A couple years ago, I sat in a potty training seminar at my daughter’s daycare center. It was interesting, she was my second child and yet there was this one major detail that I had missed in potty training my eldest. You see, a child has a hard time going #2 in the potty. There is a fear of losing something that was once a part of their body, into a toilet. When they mess in their diaper, the remnants remain close and there is never really any separation anxiety that surfaces. Though it is sh*#, it is their sh*#, it is a part of them, no matter what form it might take.
The week before my 40th birthday, this is the only thought going through my mind. I felt like for 40 years I had been in potty training… And I wasn’t quite ready to let go of my sh*#.
Sure. It seems absurd this analogy was racing circles through my mind, but oddly enough, it was. I was fearful I was leaving everything behind. I had had my run, my chance, and though I would never relive my high school or college years… it was my sh*#, no matter what form it took.
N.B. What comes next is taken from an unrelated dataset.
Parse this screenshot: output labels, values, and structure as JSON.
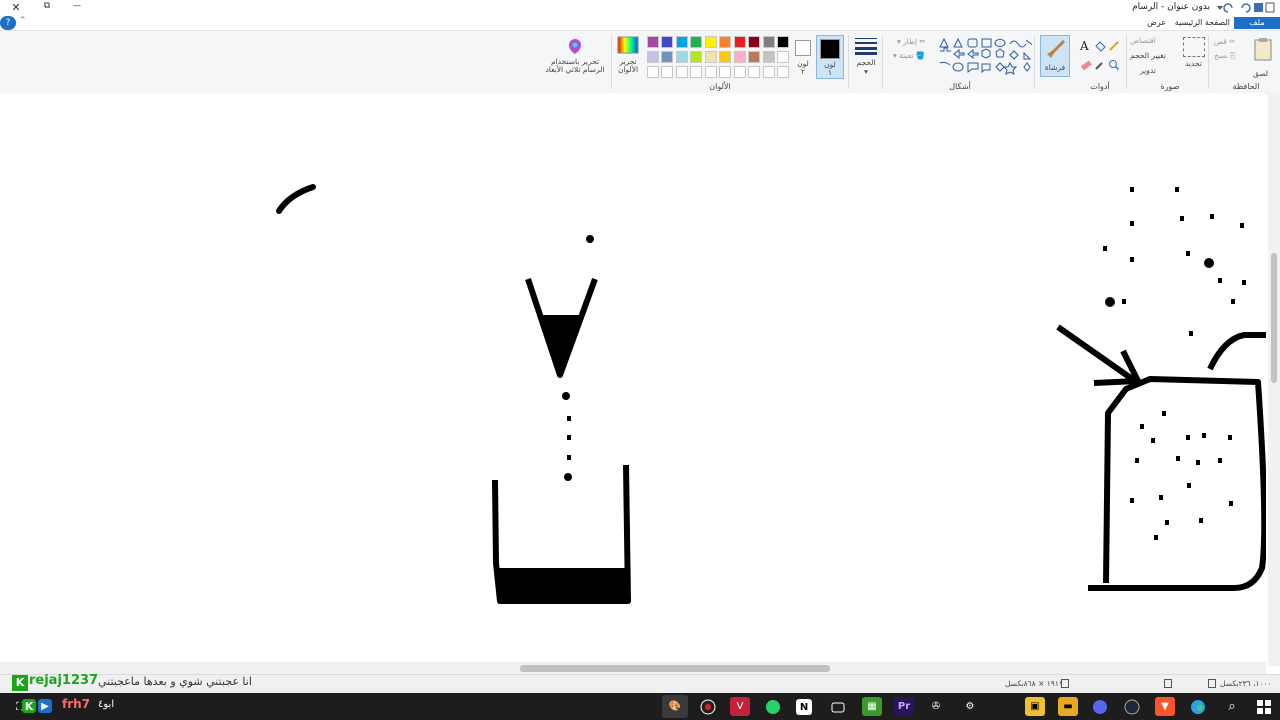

…the 40 year old coma… Fourty is a very interesting age. It’s like the movie Cocoon, these people turned 40 and left everything behind, to be 40… forever.
Ok, fine, maybe it doesn’t happen exactly like that. But 40 is the way I’ve seen my parents for the last 20 years. You never get older, but it’s time to let go of your younger years.
On the eve of my 40th birthday, I sat surrounded by family in a quaint corner restaurant in downtown Madrid. We drank amazing Spanish wine, indulged in a tapestry of seafood, and cheered at midnight not to what I had been, but where I would go.
There was no grand exit as I had anticipated. We simply walked home arm in arm laughing and chattering, went to bed, and the sun rose again the next morning.
The funny thing about by potty training, is every child does it in their own time. It’s a decision, a rite of passage.